Please note this is an archived topic, so it is locked and unable to be replied to. You may, however, start a new topic and refer to this topic with a link: http://www.banjohangout.org/archive/402277

jsinjin - Posted - 03/10/2025:  06:26:53


What I’m sharing is not normal banjo and learn primarily by ear banjo learning. I have been learning notes. Every day I transcribe several songs from guitar tab to a makeshift banjo tab (the notes are right but the fingering is probably off) then make sure I identify every note in that key both on the JSJ “tab” and on my fretboard.

When I play, and I’ve learned 1.25 songs so far, I say every note and in the tab I write I use the piano note signature that I taught myself for 1/4 and 1/8 notes and the occasional full note.

I’m kind of wooden and stiff in my playing without much of the “make it your own” style that good banjo players use. I say each note in my head (I used to shout it out loud to help me meorize) so for a song I literally memorize several hundred notes if I do it without tab. I then work religiously with both strum machine or a metronome to play every note on that beat.

I also have my own notation for bum and ditty and use standard for strums hammers and pull offs or drop thumbs.

But!!!! In my second song which is called Angeline the Baker I actually was able to anticipate the next set of notes because the pattern made sense in the order of the notes from both what I was memorizing and what made sense in the playing pattern.
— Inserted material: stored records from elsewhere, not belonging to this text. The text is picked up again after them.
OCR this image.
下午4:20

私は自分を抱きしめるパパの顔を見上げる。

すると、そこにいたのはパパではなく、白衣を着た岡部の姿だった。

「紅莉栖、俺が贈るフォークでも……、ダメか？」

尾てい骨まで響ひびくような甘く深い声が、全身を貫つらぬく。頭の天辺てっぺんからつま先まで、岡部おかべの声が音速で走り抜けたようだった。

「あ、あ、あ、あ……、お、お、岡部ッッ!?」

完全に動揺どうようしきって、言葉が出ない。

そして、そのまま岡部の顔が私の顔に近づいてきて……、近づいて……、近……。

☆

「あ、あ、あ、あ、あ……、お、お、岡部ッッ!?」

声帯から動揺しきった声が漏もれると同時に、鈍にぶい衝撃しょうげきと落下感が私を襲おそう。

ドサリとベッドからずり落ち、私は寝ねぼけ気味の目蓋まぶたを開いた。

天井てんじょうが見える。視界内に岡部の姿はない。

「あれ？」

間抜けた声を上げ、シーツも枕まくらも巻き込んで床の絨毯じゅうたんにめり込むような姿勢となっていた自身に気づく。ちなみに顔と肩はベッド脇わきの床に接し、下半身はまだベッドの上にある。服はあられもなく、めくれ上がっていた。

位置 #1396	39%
It wasn’t so much what I was hearing as it was the pattern of actual notes made sense for what came in the next measure by the letter pattern.

I realize this is a non standard way to learn to play clawhammer but it’s working for me slowly and it really makes sense to me as I’m learning the songs.

I really geek out watching an oscilloscope (m.elecrow.com/pages/shop/produ...d=207408&) on the phone and seeing each note and the changes in frequency while I play. I’m steadily making progress and recognizing the pattern and making a correct prediction was a huge step for me in the transition from the fifth to sixth measure of Angeline the Baker.

Texasbanjo - Posted - 03/10/2025:  08:05:01


Different people learn in different ways. Sounds like the way you are learning is working for you. Keep up the good practice and you'll get better and better.

jsinjin - Posted - 03/15/2025:  06:16:03


I was able to do it again. I’m leaning a song called “Angeline the Baker” and I still have no concept why the I IV V is used as a basis meaning that I get it but I can’t tell why in key of D we choose to play G where we play it. I completely understand that it’s the fourth chord and how it is made up but if I play a G vs a B of a C it all sounds fine to me. But it since I’ve been memorizing the patterns not by note and chord by chord and I know this song is in that format on the 13th bar transitioning to the 14th I could guess completely that it was jumping to a third string G-D-G which is the forth chord in that tuning (I know everyone knows that but I have to go from memory) and without having learned the next measure the pattern occurred in my head for the next bar notes. I still can’t really hear the song but from memory the patterns are coming much faster now in learning each note from my converted tablature to sheet music.

I also really have liked the sustain that occurs when the instrument is tuned perfectly and I can see it on the iPad oscilloscope. That G chord brush stroke has overtones that come in and out.


Different topic but I’ll mention- was playing with the whyte laydie tone ring in my instrument and I stated taping up different parts of the wave to change the harmonics and I could see the changes in the Low D when the fourth string was really tuned well as I shifted the length of the ridges in the tone ring open and closed. It’s quite fascinating to see how this all mathematically comes together.